/2223-otj-10-project-python-web-scraper-YYTodorov20

2223-otj-10-project-python-web-scraper-YYTodorov20 created by GitHub Classroom

Primary LanguagePython

Website Word Sorter

The provided code is a web scraper that extracts the text content from a given URL and gives the user the option to order the words either by frequency or alphabetically.
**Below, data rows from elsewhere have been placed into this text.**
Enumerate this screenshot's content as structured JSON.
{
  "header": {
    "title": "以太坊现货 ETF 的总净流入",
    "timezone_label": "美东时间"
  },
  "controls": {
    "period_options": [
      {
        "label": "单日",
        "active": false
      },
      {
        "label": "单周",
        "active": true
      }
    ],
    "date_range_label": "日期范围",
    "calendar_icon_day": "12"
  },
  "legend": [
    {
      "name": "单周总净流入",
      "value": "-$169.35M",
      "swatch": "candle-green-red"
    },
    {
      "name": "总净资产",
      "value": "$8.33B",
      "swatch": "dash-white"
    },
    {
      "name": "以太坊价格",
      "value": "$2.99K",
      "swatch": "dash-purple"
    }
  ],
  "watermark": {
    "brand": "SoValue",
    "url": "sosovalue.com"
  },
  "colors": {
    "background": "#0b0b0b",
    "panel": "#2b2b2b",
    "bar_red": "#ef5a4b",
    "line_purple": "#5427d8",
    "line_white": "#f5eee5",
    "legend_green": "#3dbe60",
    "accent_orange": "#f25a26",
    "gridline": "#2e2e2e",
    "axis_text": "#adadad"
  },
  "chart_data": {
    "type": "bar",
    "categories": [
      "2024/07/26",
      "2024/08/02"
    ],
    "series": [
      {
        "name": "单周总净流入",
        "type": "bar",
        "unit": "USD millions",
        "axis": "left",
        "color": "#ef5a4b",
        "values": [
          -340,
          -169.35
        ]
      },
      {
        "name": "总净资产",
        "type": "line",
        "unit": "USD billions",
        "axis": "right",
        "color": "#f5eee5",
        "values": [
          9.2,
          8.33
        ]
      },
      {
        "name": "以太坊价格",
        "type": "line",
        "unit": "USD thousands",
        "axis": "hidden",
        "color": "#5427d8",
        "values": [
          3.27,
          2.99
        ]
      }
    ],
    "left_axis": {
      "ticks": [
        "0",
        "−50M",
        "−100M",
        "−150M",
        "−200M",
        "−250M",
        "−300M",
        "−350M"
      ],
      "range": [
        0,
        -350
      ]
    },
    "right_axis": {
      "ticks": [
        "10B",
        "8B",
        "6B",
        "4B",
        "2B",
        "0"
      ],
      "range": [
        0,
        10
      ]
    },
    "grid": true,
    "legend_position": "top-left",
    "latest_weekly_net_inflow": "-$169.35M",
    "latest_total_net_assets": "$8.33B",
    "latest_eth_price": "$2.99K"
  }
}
The program uses libraries such as requests and BeautifulSoup to fetch and parse the HTML content.

How it Works

The script follows these steps to count and sort the words:

  1. The count_and_order_words function retrieves the text content from a given URL, cleans it, and splits it into individual words.
  2. If the sort_by_frequency parameter is True, the function counts the occurrences of each word and returns a list of words sorted by their frequency.
  3. If sort_by_frequency is False, the function returns a list of words sorted alphabetically.
  4. The print_ordered_words function takes a list of words and prints them, along with their counts if available.
  5. The user can choose to order the words by frequency (option 1), order them alphabetically (option 2), or quit the program (option 3).
  6. Depending on the user's choice, the count_and_order_words function is called with the appropriate arguments, and the print_ordered_words function is used to display the ordered words.
  7. If an invalid choice is entered, an error message is displayed.
  8. The program continues running until the user chooses to quit.

Prerequisites

Make sure you have the following prerequisites installed before running the script:

  • Python 3 (https://www.python.org/downloads/)
  • requests library (can be installed via pip install requests)
  • BeautifulSoup library (can be installed via pip install beautifulsoup4)
  • bs4 library (can be installed via pip install bs4)

Usage

  1. Clone this repository or download the script (main.py) to your local machine.

  2. Open a terminal or command prompt and navigate to the directory where the script is located.

  3. Run the script using the following command:

    python main.py